Yes, Marc's projection mechanism would work as an approximation, but would produce nearly 100% non-planar quadrilaterals. To some extent, I'm trying to understand the mathematics of planar quadrilaterals, so Warren's Euler formula provided me with significant insight about how one might go about proving the non-existence of some types of quadrangularization. Marc's octahedral skeleton is the dual of the cubical skeleton. I can take such a cubical skeleton and "push out" all of the faces, and then push out all of the resulting faces, in a recursive manner to produce a pretty decent approximation to the sphere. The original cubic skeleton has 6 faces. Since "pushing out" one face results in 5 new faces, one level of recursion gives us 6*5=30 total faces. Recursively pushing out n times results in 6*5^n total faces. Note that my "pushing out" algorithm approximates the sphere _from the inside_, in the sense that the 8 vertices of the cube lie on the surface of the sphere, and each new "pushed out" face will also have all of its vertices on the surface of the sphere. BTW, my recursive mechanism provides a (new???) set of coordinates for every point on the surface of the sphere. My recursive mechanism also provides for a (new???) way of "projecting" (not really a mathematical projection in the usual sense) the surface of a sphere onto a set of reasonably compact planar quadrilaterals. Given all of the globe-mapping algorithms that have been suggested over the previous centuries, I'd be surprised if this one hasn't already been suggested at some point. Note that the little planar bits are (almost certainly) _not_ precisely perpendicular to a radius vector from the center of the sphere. This is a problem for computer graphics, because these little faces won't reflect correctly. We might have to optimize the choices involved in "pushing out", so as to make the planar quadrilaterals as compact as possible. Here the definition of "compact" might be to minimize the enclosing radius of the quadrilateral planar pieces at a given depth k of the recursion. At 12:58 PM 1/6/2013, Marc LeBrun wrote:
="Henry Baker" <hbaker1@pipeline.com> Good, but we have a convex surface modelled by a non-convex surface.
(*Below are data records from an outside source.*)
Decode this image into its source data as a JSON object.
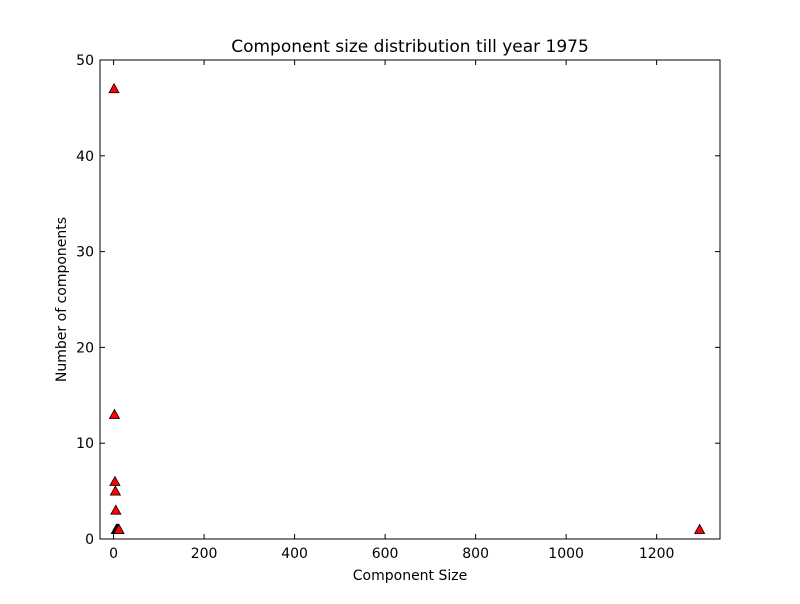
{
  "chart_data": {
    "type": "scatter",
    "title": "Component size distribution till year 1975",
    "xlabel": "Component Size",
    "ylabel": "Number of components",
    "xlim": [
      -30,
      1340
    ],
    "ylim": [
      0,
      50
    ],
    "xticks": [
      0,
      200,
      400,
      600,
      800,
      1000,
      1200
    ],
    "yticks": [
      0,
      10,
      20,
      30,
      40,
      50
    ],
    "grid": false,
    "marker": "triangle-up",
    "marker_color": "#ff0000",
    "marker_edge_color": "#000000",
    "points": [
      {
        "x": 1,
        "y": 47
      },
      {
        "x": 2,
        "y": 13
      },
      {
        "x": 3,
        "y": 6
      },
      {
        "x": 4,
        "y": 5
      },
      {
        "x": 5,
        "y": 3
      },
      {
        "x": 6,
        "y": 1
      },
      {
        "x": 7,
        "y": 1
      },
      {
        "x": 8,
        "y": 1
      },
      {
        "x": 9,
        "y": 1
      },
      {
        "x": 10,
        "y": 1
      },
      {
        "x": 11,
        "y": 1
      },
      {
        "x": 12,
        "y": 1
      },
      {
        "x": 1295,
        "y": 1
      }
    ]
  }
}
Can we do better?
Well, how do we define "better"? On the one hand we seem to be talking about approximating surfaces ever more closely, but on the other we seem to be groping to converge on discovering some unstated intuitive definition.
Duality. I note that a triangulated surface in which every vertex has exactly 4 edges coming out (I believe) is dual to a quadrangulated surface where each vertex meets exactly 3 planar quadrilaterals.
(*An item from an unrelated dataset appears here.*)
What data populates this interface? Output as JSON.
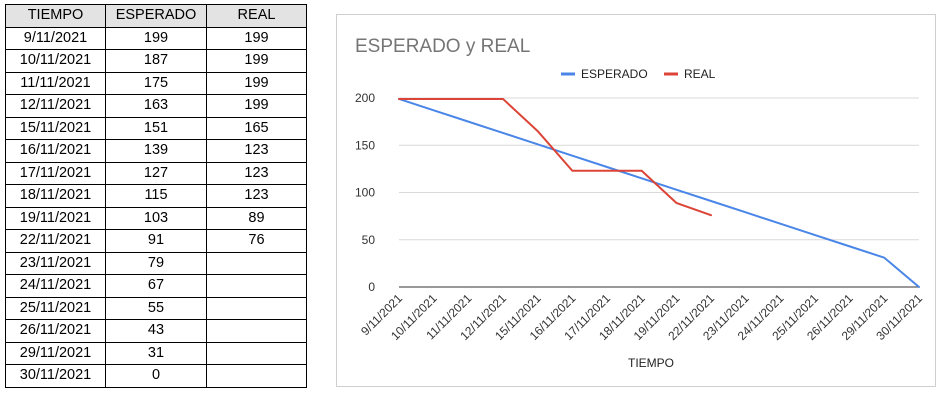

Then you just get the dual of the problem: "all" one has to do is find an algorithm for triangulating with a net that's all degree-4.
I think if the surface is genus 0 this implies an octahedral "skeleton".
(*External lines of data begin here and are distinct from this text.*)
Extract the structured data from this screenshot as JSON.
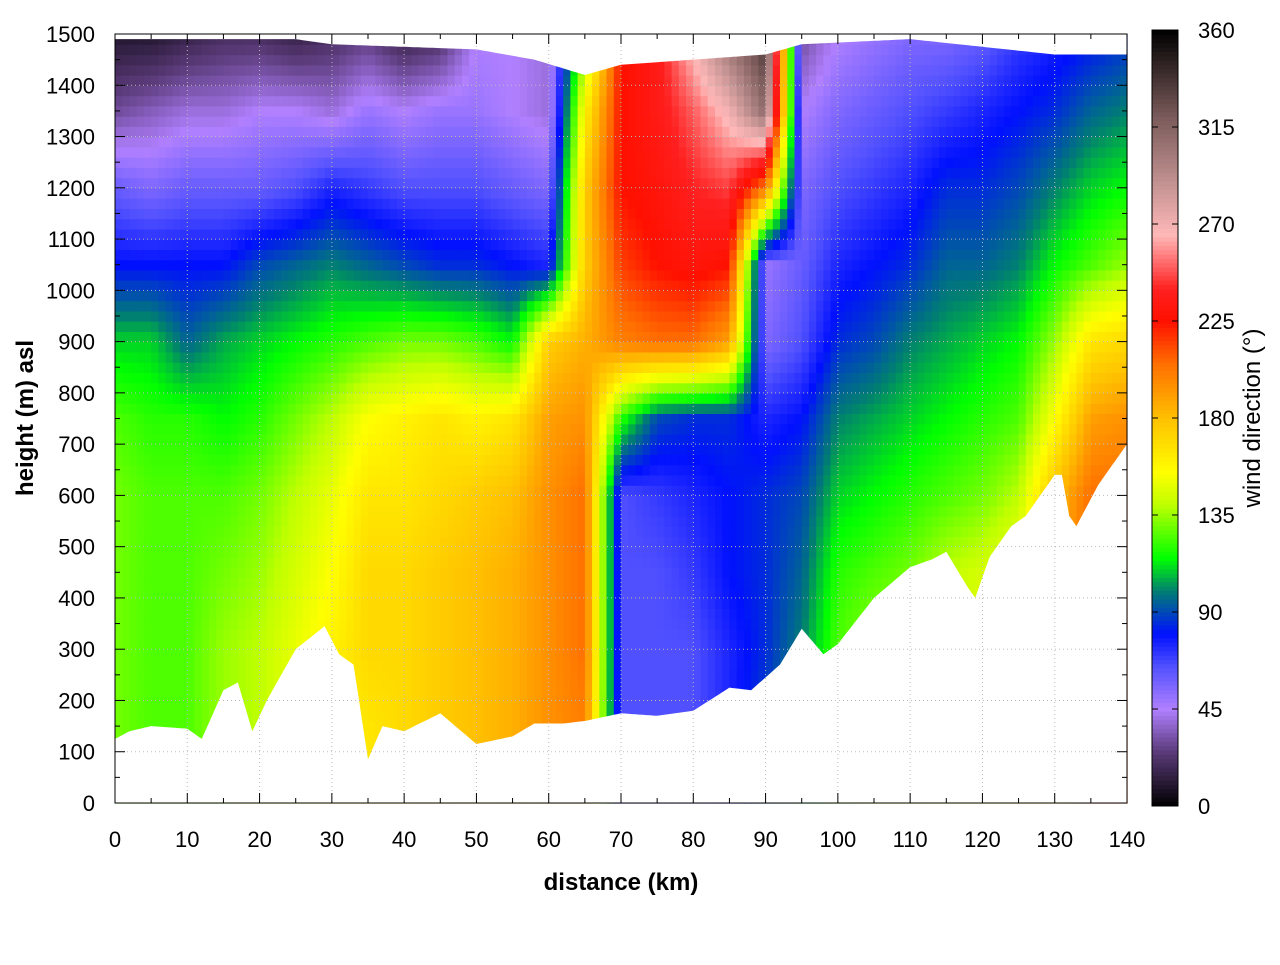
{
  "chart_data": {
    "type": "heatmap",
    "xlabel": "distance (km)",
    "ylabel": "height (m) asl",
    "colorbar_label": "wind direction (°)",
    "xlim": [
      0,
      140
    ],
    "ylim": [
      0,
      1500
    ],
    "clim": [
      0,
      360
    ],
    "grid": true,
    "x_ticks": [
      "0",
      "10",
      "20",
      "30",
      "40",
      "50",
      "60",
      "70",
      "80",
      "90",
      "100",
      "110",
      "120",
      "130",
      "140"
    ],
    "y_ticks": [
      "0",
      "100",
      "200",
      "300",
      "400",
      "500",
      "600",
      "700",
      "800",
      "900",
      "1000",
      "1100",
      "1200",
      "1300",
      "1400",
      "1500"
    ],
    "colorbar_ticks": [
      "0",
      "45",
      "90",
      "135",
      "180",
      "225",
      "270",
      "315",
      "360"
    ],
    "colormap": [
      {
        "v": 0,
        "c": "#000000"
      },
      {
        "v": 25,
        "c": "#5a3a78"
      },
      {
        "v": 45,
        "c": "#b080ff"
      },
      {
        "v": 65,
        "c": "#5050ff"
      },
      {
        "v": 80,
        "c": "#0010ff"
      },
      {
        "v": 100,
        "c": "#008070"
      },
      {
        "v": 115,
        "c": "#00ff00"
      },
      {
        "v": 140,
        "c": "#c0ff00"
      },
      {
        "v": 155,
        "c": "#ffff00"
      },
      {
        "v": 180,
        "c": "#ffc000"
      },
      {
        "v": 205,
        "c": "#ff7000"
      },
      {
        "v": 225,
        "c": "#ff1000"
      },
      {
        "v": 240,
        "c": "#ff2020"
      },
      {
        "v": 265,
        "c": "#ffb8b8"
      },
      {
        "v": 290,
        "c": "#c09090"
      },
      {
        "v": 320,
        "c": "#7a5a5a"
      },
      {
        "v": 360,
        "c": "#000000"
      }
    ],
    "heights": [
      150,
      300,
      450,
      600,
      750,
      900,
      1050,
      1200,
      1350,
      1500
    ],
    "distances": [
      0,
      5,
      10,
      15,
      20,
      25,
      30,
      35,
      40,
      45,
      50,
      55,
      60,
      65,
      70,
      75,
      80,
      85,
      90,
      95,
      100,
      105,
      110,
      115,
      120,
      125,
      130,
      135,
      140
    ],
    "wind_direction": [
      [
        130,
        130,
        130,
        130,
        125,
        110,
        80,
        60,
        30,
        10
      ],
      [
        125,
        125,
        125,
        125,
        120,
        110,
        80,
        55,
        35,
        10
      ],
      [
        125,
        125,
        125,
        125,
        120,
        95,
        80,
        60,
        40,
        15
      ],
      [
        135,
        135,
        130,
        125,
        115,
        105,
        80,
        60,
        40,
        20
      ],
      [
        140,
        140,
        135,
        130,
        120,
        110,
        90,
        60,
        45,
        20
      ],
      [
        150,
        150,
        145,
        140,
        130,
        115,
        95,
        65,
        45,
        15
      ],
      [
        160,
        160,
        155,
        150,
        140,
        120,
        100,
        75,
        40,
        20
      ],
      [
        165,
        170,
        170,
        165,
        155,
        125,
        95,
        70,
        50,
        25
      ],
      [
        170,
        170,
        170,
        165,
        160,
        130,
        90,
        65,
        45,
        15
      ],
      [
        175,
        175,
        175,
        170,
        165,
        130,
        85,
        65,
        50,
        20
      ],
      [
        180,
        180,
        180,
        175,
        160,
        125,
        85,
        65,
        50,
        45
      ],
      [
        185,
        185,
        185,
        180,
        165,
        115,
        80,
        60,
        45,
        45
      ],
      [
        195,
        195,
        195,
        195,
        190,
        175,
        75,
        55,
        40,
        40
      ],
      [
        200,
        205,
        205,
        205,
        195,
        185,
        175,
        175,
        160,
        130
      ],
      [
        65,
        65,
        65,
        65,
        120,
        200,
        215,
        225,
        225,
        225
      ],
      [
        65,
        65,
        65,
        70,
        90,
        205,
        225,
        230,
        235,
        235
      ],
      [
        65,
        65,
        70,
        75,
        85,
        205,
        230,
        240,
        250,
        270
      ],
      [
        75,
        75,
        80,
        80,
        85,
        190,
        225,
        245,
        270,
        310
      ],
      [
        90,
        85,
        85,
        85,
        75,
        55,
        50,
        200,
        310,
        340
      ],
      [
        110,
        100,
        95,
        90,
        80,
        65,
        60,
        55,
        45,
        30
      ],
      [
        130,
        125,
        120,
        110,
        100,
        85,
        75,
        65,
        55,
        45
      ],
      [
        140,
        135,
        125,
        115,
        105,
        90,
        80,
        70,
        60,
        50
      ],
      [
        140,
        135,
        130,
        120,
        110,
        100,
        85,
        75,
        65,
        55
      ],
      [
        150,
        145,
        140,
        125,
        115,
        105,
        95,
        85,
        70,
        55
      ],
      [
        150,
        150,
        145,
        130,
        120,
        110,
        95,
        85,
        75,
        60
      ],
      [
        160,
        160,
        155,
        140,
        125,
        115,
        100,
        90,
        80,
        70
      ],
      [
        175,
        175,
        185,
        180,
        155,
        135,
        115,
        100,
        85,
        75
      ],
      [
        210,
        210,
        210,
        205,
        190,
        165,
        125,
        110,
        95,
        80
      ],
      [
        210,
        210,
        210,
        205,
        195,
        170,
        135,
        115,
        100,
        85
      ]
    ],
    "terrain": [
      [
        0,
        125
      ],
      [
        2,
        140
      ],
      [
        5,
        150
      ],
      [
        10,
        145
      ],
      [
        12,
        125
      ],
      [
        15,
        220
      ],
      [
        17,
        235
      ],
      [
        19,
        140
      ],
      [
        21,
        200
      ],
      [
        25,
        300
      ],
      [
        29,
        345
      ],
      [
        31,
        290
      ],
      [
        33,
        270
      ],
      [
        35,
        85
      ],
      [
        37,
        150
      ],
      [
        40,
        140
      ],
      [
        45,
        175
      ],
      [
        50,
        115
      ],
      [
        55,
        130
      ],
      [
        58,
        155
      ],
      [
        62,
        155
      ],
      [
        65,
        160
      ],
      [
        70,
        175
      ],
      [
        75,
        170
      ],
      [
        80,
        180
      ],
      [
        85,
        225
      ],
      [
        88,
        220
      ],
      [
        92,
        270
      ],
      [
        95,
        340
      ],
      [
        98,
        290
      ],
      [
        100,
        310
      ],
      [
        105,
        400
      ],
      [
        110,
        460
      ],
      [
        113,
        475
      ],
      [
        115,
        490
      ],
      [
        118,
        420
      ],
      [
        119,
        400
      ],
      [
        121,
        480
      ],
      [
        124,
        540
      ],
      [
        126,
        560
      ],
      [
        128,
        600
      ],
      [
        130,
        640
      ],
      [
        131,
        640
      ],
      [
        132,
        560
      ],
      [
        133,
        540
      ],
      [
        136,
        620
      ],
      [
        140,
        700
      ]
    ],
    "data_top": [
      [
        0,
        1490
      ],
      [
        25,
        1490
      ],
      [
        30,
        1480
      ],
      [
        50,
        1470
      ],
      [
        58,
        1450
      ],
      [
        65,
        1420
      ],
      [
        70,
        1440
      ],
      [
        80,
        1450
      ],
      [
        90,
        1460
      ],
      [
        95,
        1480
      ],
      [
        110,
        1490
      ],
      [
        130,
        1460
      ],
      [
        140,
        1460
      ]
    ]
  }
}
Anyway, why wouldn't this work:
Make a cubic cage with square mesh sides, put a light inside, insert in the target shape, then take the quads defined by the shadows on the surface?
If not close enough, or produces non-planar quads, use (locally) finer mesh.
(If the shape is too lumpy or floppy or the like first smoothly deform it to be rounder, project as above, then deform back...)